Bikes went this fast to beat the kamikaze scooterists who would do up to 50mph flat out, weaving from lane to lane. There was no room for mistakes but at least if I made one I knew it would be terminal. Other bikers were being very friendly and sticking an arm or leg out to welcome their English travelling counterpart as they overtook me. At the speed I was travelling and the road space I had (ie none) I was waving to no-one. I was convinced they were being sarcastic and their wave actually meant something like, welcome to the jungle, sucker - you're gonna die!
My mate later told me how a French nutter on a GSXR1100 collided with him slightly as they both went through a tight gap between cars going in the same direction. The GSXR was going about twice as fast as my mate and he was doing fifty. Mind you, he was to stay in a mansion living in luxury for a couple of days while I froze in a campsite. Sour grapes, moi?
Once out of Paris my next problem was to find the aforementioned campsite. An hour before sunset I was in a town called Senlis. I pulled into the BP station and asked if there was a campsite nearby. The answer was yes but the three people I was talking to were having difficulty in getting me to understand. Eventually, a lad in a Citroen got me to follow him. About ten miles later he dropped me off at the campsite. To say I was grateful was an understatement. I have since tried to picture a Frenchman getting this sort of help in any town in England from a cager with no interest in bikes...I can't picture it at all.
The next day saw me on the final leg of the tour. It was just a case of heading for Lille and peeling off towards Ostend. Most motorways in France require the payment of tolls (peage). Naturally, I avoided these but when travelling from town to town, the signs do like to direct you on to the motorways, for some reason.
Anyway, I was on one of the toll-free motorways, doing about 85mph when I decided to pull in for petrol. Coming out the other side from the pumps I saw a picnic area. Nice one, thinks I, time for a fag and a sit down. However, four gentlemen were already insisting that I went into the picnic area, their guns and badges glistening in the afternoon sun. Yep, it was the gendarmes. They surrounded me and asked for my passport.

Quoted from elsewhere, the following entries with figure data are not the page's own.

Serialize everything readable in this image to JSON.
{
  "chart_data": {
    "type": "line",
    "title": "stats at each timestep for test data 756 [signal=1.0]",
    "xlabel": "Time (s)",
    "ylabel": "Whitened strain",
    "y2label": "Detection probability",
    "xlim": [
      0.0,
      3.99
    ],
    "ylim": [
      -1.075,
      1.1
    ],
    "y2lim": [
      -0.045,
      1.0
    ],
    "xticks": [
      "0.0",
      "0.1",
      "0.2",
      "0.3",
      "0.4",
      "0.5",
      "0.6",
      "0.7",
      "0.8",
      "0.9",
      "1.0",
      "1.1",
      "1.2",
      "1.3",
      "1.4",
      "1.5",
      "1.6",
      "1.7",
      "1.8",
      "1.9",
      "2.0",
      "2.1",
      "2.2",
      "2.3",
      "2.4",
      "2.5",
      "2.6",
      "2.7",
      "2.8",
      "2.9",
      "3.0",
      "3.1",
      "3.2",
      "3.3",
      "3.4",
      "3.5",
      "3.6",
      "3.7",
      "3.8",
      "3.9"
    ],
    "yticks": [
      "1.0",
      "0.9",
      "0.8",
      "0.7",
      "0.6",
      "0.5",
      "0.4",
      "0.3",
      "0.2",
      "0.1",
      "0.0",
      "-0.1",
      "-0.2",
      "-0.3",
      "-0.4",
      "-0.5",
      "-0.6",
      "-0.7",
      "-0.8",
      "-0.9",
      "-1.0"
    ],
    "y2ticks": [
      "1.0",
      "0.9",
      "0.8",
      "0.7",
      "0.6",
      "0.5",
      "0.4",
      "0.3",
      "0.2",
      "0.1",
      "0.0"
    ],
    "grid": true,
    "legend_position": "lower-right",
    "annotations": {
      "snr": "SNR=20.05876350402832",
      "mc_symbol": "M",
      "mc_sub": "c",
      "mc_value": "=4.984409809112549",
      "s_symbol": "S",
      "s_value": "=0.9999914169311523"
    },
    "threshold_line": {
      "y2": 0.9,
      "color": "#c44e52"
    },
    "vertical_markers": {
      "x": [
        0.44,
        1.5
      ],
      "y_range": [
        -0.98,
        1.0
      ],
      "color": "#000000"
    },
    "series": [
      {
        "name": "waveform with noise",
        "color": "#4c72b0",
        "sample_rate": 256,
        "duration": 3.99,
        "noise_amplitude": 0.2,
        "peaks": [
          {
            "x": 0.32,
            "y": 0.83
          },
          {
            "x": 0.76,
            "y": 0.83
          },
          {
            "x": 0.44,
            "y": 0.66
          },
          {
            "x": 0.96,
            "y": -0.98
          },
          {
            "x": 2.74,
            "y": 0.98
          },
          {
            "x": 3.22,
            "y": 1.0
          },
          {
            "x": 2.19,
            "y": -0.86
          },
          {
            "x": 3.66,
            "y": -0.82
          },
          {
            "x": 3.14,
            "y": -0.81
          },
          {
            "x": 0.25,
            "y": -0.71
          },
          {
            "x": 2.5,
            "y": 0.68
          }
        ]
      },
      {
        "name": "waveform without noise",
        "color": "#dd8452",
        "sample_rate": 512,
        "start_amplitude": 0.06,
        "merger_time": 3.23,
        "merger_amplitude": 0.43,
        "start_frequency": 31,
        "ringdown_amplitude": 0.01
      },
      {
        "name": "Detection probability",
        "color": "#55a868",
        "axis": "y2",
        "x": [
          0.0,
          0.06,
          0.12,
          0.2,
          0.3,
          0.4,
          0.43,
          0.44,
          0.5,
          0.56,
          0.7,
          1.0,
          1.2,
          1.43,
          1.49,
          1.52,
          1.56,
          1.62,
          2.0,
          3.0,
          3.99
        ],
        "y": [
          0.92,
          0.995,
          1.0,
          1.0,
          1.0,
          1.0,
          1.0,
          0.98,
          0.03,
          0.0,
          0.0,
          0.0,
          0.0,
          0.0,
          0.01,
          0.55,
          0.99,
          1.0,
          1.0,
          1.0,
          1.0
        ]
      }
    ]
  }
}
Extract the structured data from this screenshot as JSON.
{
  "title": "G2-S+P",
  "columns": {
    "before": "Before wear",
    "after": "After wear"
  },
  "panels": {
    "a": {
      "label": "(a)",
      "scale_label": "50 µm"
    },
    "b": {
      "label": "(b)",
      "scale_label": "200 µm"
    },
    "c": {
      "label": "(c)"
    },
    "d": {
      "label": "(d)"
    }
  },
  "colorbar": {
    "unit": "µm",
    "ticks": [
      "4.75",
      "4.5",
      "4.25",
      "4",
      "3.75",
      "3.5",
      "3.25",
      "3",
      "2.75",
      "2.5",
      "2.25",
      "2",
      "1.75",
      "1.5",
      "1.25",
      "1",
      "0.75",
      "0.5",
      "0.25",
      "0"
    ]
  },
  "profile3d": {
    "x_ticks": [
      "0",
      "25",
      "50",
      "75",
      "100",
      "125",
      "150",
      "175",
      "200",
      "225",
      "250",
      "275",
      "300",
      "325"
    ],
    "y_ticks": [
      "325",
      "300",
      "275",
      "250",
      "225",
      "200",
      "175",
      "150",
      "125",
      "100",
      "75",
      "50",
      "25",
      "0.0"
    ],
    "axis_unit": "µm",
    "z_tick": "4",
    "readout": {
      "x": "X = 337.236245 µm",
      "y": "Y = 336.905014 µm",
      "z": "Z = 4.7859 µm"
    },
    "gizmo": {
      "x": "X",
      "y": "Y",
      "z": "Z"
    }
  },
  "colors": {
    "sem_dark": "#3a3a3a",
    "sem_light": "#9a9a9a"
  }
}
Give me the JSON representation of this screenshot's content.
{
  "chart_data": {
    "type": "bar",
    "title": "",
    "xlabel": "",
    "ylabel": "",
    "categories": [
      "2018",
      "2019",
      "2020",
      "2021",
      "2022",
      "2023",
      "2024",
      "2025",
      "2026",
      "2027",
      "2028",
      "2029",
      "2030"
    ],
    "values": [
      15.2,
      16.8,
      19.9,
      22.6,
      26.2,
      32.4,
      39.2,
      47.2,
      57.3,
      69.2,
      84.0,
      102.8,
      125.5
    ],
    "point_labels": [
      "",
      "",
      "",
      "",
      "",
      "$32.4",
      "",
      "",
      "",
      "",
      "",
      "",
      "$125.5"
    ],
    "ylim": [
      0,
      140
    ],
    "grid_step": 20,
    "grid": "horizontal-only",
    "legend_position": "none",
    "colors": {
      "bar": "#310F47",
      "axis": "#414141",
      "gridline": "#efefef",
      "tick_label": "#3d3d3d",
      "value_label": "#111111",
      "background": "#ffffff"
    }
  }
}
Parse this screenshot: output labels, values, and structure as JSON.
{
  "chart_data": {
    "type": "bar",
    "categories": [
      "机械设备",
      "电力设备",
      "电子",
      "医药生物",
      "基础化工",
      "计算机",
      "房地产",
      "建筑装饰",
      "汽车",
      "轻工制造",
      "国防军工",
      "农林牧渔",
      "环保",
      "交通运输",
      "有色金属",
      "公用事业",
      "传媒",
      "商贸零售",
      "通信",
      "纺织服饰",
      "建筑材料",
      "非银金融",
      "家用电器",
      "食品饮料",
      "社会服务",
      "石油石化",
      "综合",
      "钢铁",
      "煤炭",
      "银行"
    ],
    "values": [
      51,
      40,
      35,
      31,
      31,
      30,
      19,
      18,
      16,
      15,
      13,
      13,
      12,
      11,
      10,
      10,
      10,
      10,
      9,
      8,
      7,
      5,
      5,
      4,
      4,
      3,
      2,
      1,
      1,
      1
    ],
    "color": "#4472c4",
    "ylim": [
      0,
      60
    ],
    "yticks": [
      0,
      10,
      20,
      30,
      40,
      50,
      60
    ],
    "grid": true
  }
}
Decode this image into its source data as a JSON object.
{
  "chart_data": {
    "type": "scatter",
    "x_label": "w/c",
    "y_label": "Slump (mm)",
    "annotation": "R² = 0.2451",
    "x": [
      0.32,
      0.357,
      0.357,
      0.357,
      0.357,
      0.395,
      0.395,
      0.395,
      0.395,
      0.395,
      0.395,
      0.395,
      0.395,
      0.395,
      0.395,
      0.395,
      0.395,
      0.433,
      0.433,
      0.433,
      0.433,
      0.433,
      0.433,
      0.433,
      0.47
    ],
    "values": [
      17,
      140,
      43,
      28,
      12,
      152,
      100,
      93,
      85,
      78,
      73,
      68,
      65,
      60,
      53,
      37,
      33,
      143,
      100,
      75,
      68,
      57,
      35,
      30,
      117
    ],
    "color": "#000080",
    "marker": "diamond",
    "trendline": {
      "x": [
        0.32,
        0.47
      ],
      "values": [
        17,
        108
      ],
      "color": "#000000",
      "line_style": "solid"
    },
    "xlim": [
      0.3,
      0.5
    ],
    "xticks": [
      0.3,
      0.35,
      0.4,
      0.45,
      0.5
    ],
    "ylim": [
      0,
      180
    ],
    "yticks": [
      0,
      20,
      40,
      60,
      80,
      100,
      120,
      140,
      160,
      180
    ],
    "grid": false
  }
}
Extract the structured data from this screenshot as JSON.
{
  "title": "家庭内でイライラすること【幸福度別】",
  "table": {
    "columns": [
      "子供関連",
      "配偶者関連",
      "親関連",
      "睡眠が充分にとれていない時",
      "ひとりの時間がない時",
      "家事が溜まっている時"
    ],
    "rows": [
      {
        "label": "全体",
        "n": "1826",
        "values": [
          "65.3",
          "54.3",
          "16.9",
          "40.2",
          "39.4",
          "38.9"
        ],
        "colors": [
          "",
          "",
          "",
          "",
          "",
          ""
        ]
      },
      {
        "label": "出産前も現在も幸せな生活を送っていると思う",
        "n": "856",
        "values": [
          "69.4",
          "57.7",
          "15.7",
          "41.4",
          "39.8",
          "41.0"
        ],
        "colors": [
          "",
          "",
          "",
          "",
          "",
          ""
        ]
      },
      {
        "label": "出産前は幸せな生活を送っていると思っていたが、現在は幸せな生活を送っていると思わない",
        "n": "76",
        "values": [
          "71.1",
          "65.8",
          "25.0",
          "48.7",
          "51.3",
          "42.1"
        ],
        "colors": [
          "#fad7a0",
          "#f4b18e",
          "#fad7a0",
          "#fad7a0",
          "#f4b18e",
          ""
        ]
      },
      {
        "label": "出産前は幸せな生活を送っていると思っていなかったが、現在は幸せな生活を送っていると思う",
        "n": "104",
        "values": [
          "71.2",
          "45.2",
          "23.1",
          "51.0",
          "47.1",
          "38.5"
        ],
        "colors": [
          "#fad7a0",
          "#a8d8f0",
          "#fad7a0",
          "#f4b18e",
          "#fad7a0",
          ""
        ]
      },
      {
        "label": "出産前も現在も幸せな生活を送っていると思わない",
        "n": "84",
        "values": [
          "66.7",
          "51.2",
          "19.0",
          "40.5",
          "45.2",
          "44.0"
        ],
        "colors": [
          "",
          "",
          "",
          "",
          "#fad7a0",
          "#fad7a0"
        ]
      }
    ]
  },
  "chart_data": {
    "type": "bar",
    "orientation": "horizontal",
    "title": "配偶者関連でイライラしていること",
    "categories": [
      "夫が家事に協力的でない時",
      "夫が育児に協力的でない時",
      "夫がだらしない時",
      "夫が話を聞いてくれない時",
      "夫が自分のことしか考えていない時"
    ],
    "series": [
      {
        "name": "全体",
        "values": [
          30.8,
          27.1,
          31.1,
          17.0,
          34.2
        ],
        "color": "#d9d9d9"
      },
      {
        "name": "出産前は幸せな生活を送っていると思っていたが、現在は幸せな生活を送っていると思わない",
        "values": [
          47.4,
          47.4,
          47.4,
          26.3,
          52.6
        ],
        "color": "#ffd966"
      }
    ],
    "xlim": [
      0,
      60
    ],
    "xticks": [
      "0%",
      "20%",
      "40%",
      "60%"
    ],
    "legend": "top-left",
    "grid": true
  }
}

I went to pull it out of my inside pocket but was a bit quick. They took one step forward ready to pounce, one went for his gun. I slowed it down. They relaxed and I relaxed. I now got the impression they were expecting a big wedge of cash to come out with the passport. Fat chance. The sergeant spoke to me in French for about two minutes...a waste of his time. One of his colleagues spoke English, wanted to know where I was going and what I was doing. So I told them. He seemed happy enough but sarge wasn't.
My kit didn't contain any illegal substances and I wasn't giving 'em any dosh. They talked amongst themselves, giving me piercing and intimidating glances every now and then. Sarge slapping my passport into his palm, trying to look dead hard. He would still question me in French and expect an answer. I looked at his oppo for some lingual assistance. Their psychology wasn't going to faze me. It was pretty pathetic actually. Eventually they let me go. F..k knows what it had all been about. Good job they didn't see my Greenpeace sticker. I don't think I could have defused that one!
After that I got home in one piece. I had done 2000 miles and I was now disappointed to be back to the usual grind. Mind you, there's always next year. Somehow I don't think I can wait that long.